Readings: Arnott ‘The Bear’, Oil.com, Water next?

“For the long-term investor, stocks will offer single-digit returns over the next 10 to 20 years, though individual years could be far better or worse, . . . he likes U.S. Treasury Inflation-Protected Securities (TIPS) and local currency emerging markets debt.

Now he and his wife, Marina, are living in a beachfront property—but he rents it. His skepticism about equities, it turns out, is paired with a weak forecast for real estate. His says it makes more sense to rent a $5 million house for $8,000 a month than to be saddled with a huge mortgage and high property taxes.

. . . he’s passionate about: fundamental indexing. It’s a way of weighting indexes on metrics such as sales, cash flow, and dividends rather than by market capitalization.

Crude rose 697% since trading at $17.45 a barrel on the New York Mercantile Exchange in November 2001, and reached 28 record highs this year.
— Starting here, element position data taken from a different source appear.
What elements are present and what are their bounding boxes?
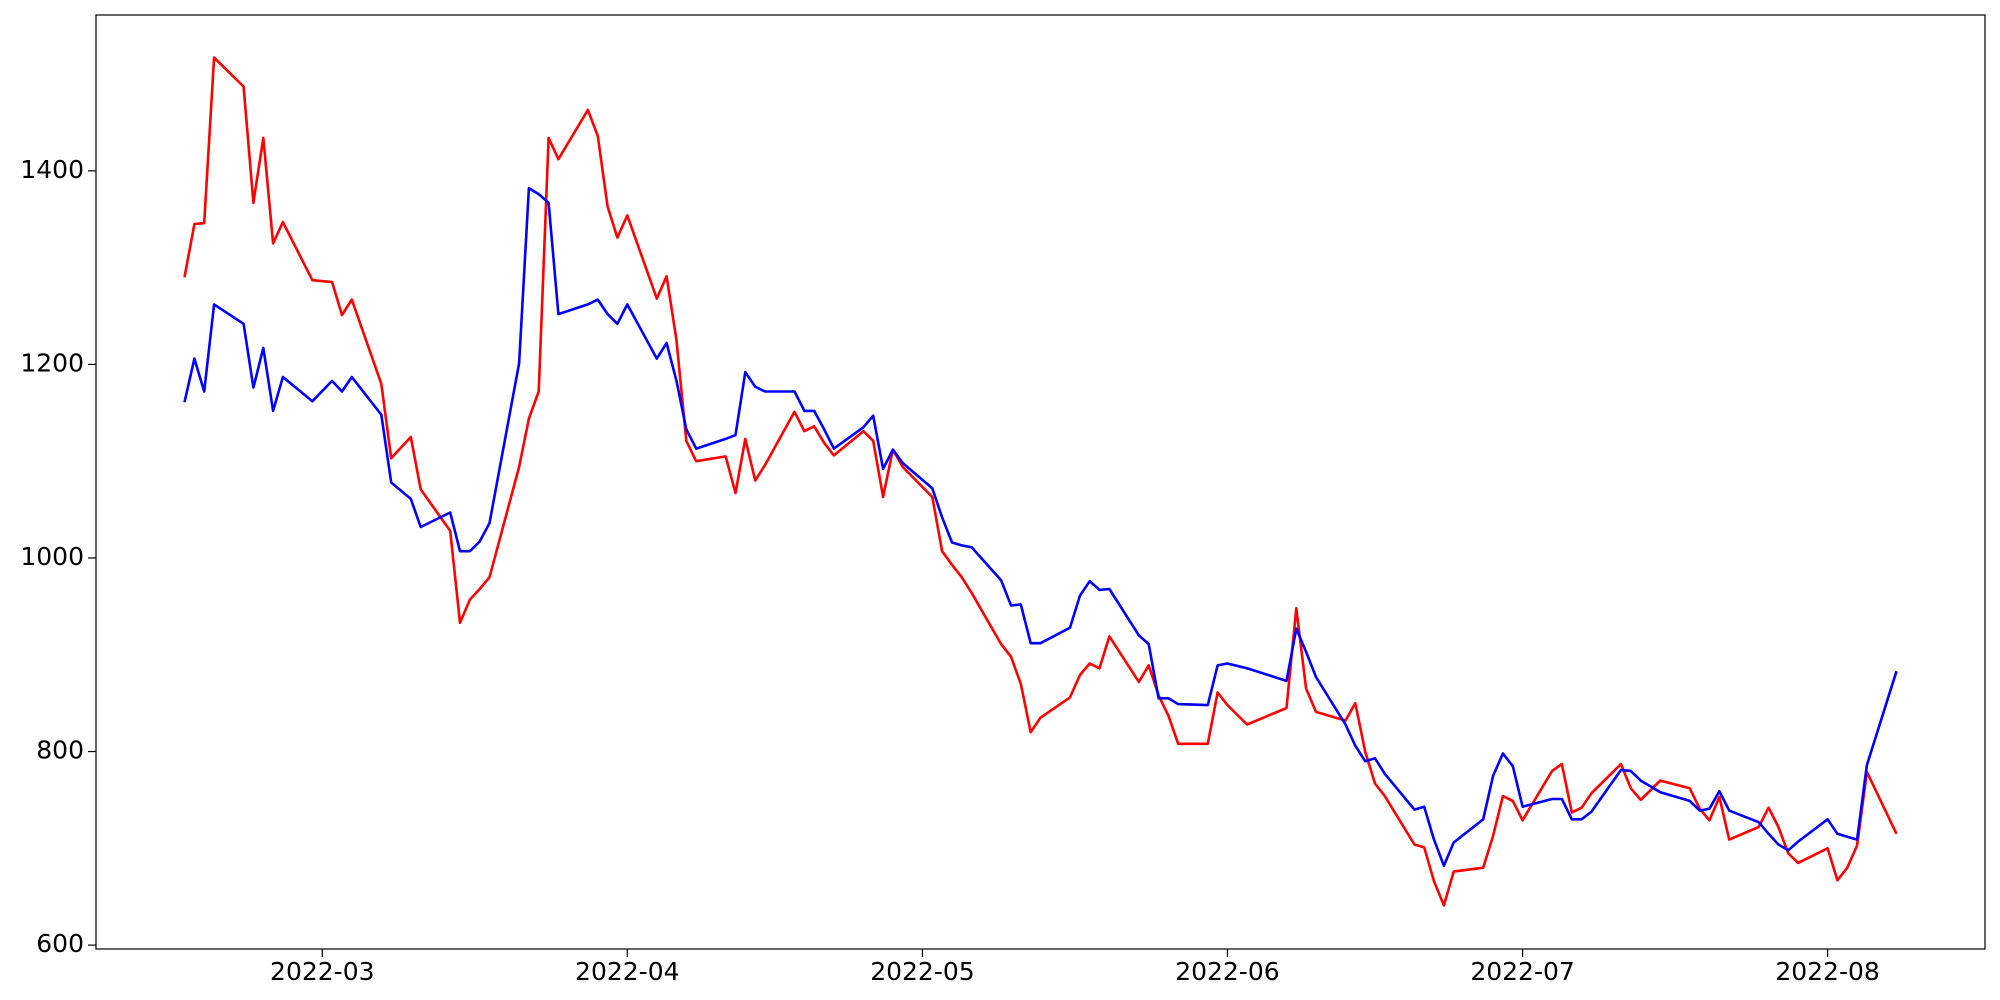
y-tick-label: 1200: [20, 348, 84, 377]
x-tick-label: 2022-07: [1470, 957, 1574, 986]
x-tick-label: 2022-04: [575, 957, 679, 986]
series-line: [183, 56, 1898, 907]
series-line: [183, 186, 1898, 868]
y-tick-label: 1000: [20, 542, 84, 571]
x-tick-label: 2022-05: [870, 957, 974, 986]
y-tick-label: 800: [36, 736, 84, 765]
x-tick-label: 2022-06: [1175, 957, 1279, 986]
x-tick-label: 2022-08: [1775, 957, 1879, 986]
y-tick-label: 1400: [20, 155, 84, 184]
x-tick-label: 2022-03: [270, 957, 374, 986]
y-tick-label: 600: [36, 929, 84, 958]
plot-frame: [95, 14, 1986, 950]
The last time a similar pattern was seen in equities was eight years ago, when internet-related stocks sent the Nasdaq Composite Index up 640% to its highest level ever.
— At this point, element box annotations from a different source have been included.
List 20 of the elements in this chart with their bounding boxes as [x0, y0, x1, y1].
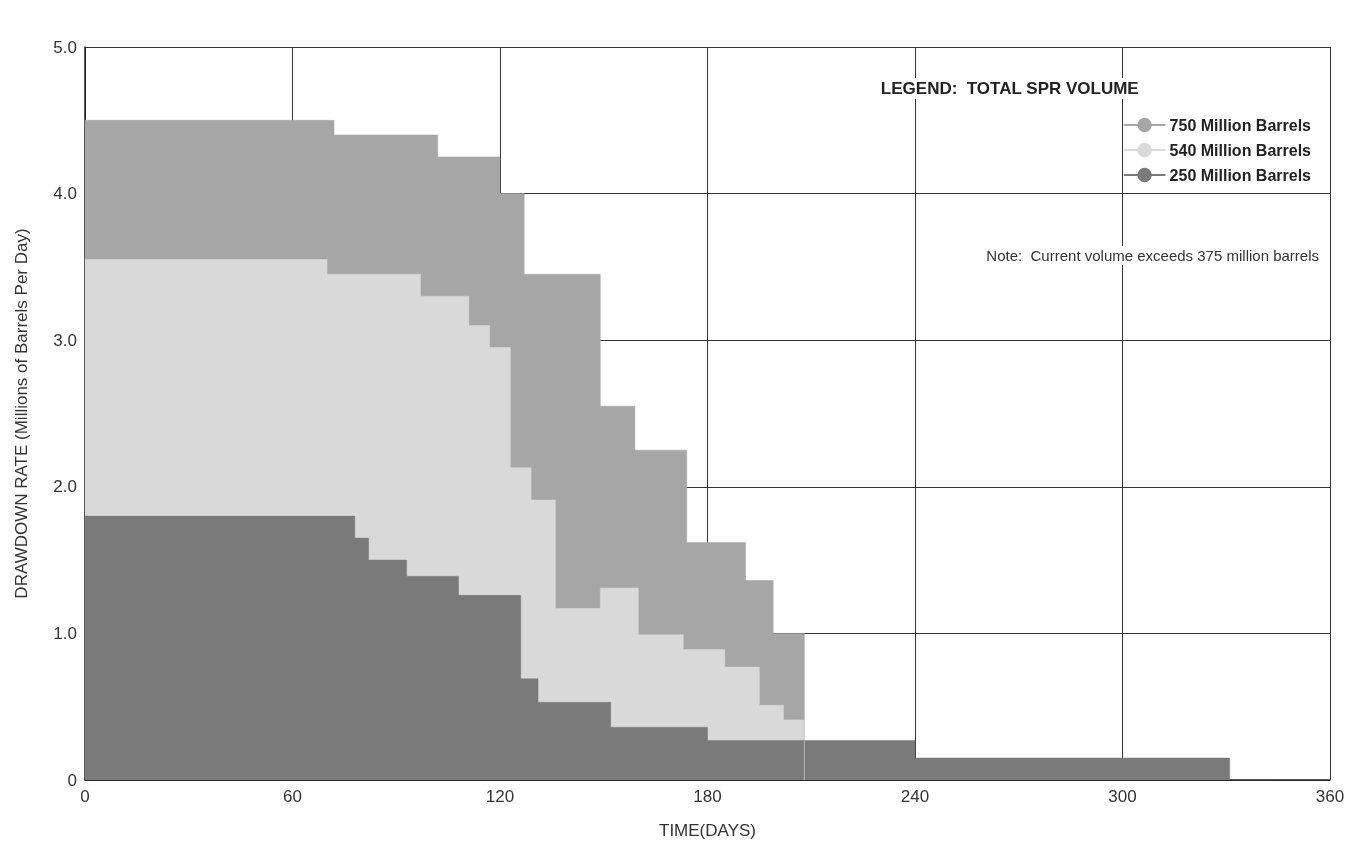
- y-tick-label: 0: [67, 770, 77, 790]
- x-tick-label: 360: [1315, 787, 1345, 806]
- annotation: Note: Current volume exceeds 375 million barrels: [986, 247, 1319, 264]
- legend-label: 250 Million Barrels: [1169, 166, 1312, 184]
- legend-label: 750 Million Barrels: [1169, 116, 1312, 134]
- x-tick-label: 180: [693, 787, 722, 806]
- y-tick-label: 1.0: [53, 623, 77, 643]
- legend-label: 540 Million Barrels: [1169, 141, 1312, 159]
- y-tick-label: 4.0: [53, 184, 77, 204]
- x-tick-label: 60: [283, 787, 302, 806]
- y-tick-label: 5.0: [53, 37, 77, 57]
- x-tick-label: 0: [80, 787, 90, 806]
- y-tick-label: 3.0: [53, 330, 77, 350]
- legend-title: LEGEND: TOTAL SPR VOLUME: [880, 79, 1139, 98]
- x-tick-label: 300: [1108, 787, 1137, 806]
- x-tick-label: 120: [485, 787, 515, 806]
- y-tick-label: 2.0: [53, 477, 77, 497]
- y-axis-title: DRAWDOWN RATE (Millions of Barrels Per Day): [12, 228, 31, 599]
- x-tick-label: 240: [900, 787, 930, 806]
- x-axis-title: TIME(DAYS): [659, 821, 756, 840]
Burton Malkiel, a Princeton University economics professor and author of ‘A Random Walk Down Wall Street’, says the rise in oil may be justified because supplies are limited and demand in developing economies is increasing. That distinguishes oil from the market for technology stocks in the 1990s, where supply “could be expanded infinitely” and new stock issues helped push down prices, he said.

Pickens owns more water than any other individual in the U.S. and is looking to control even more. He hopes to sell the water he already has, some 65 billion gallons a year, to Dallas, transporting it over 250 miles, 11 counties, and about 650 tracts of private property.

“Whiskey’s for drinking. Water’s for fighting.”

In all, Pickens, CRMWA, and Amarillo have spent about $150 million to buy up nearly 80% of the water rights in Roberts County, undermining and outbidding one another along the way. One unsurprising effect of their competition is that the price of an acre of water has in some places doubled, to $600. Mesa expects to acquire the land it needs in the next 18 months and pay about $30 million for it; Pickens wants to begin construction on the $1.2 billion pipeline right afterward.

Fascinating stuff - the next commodity bull is already getting under way.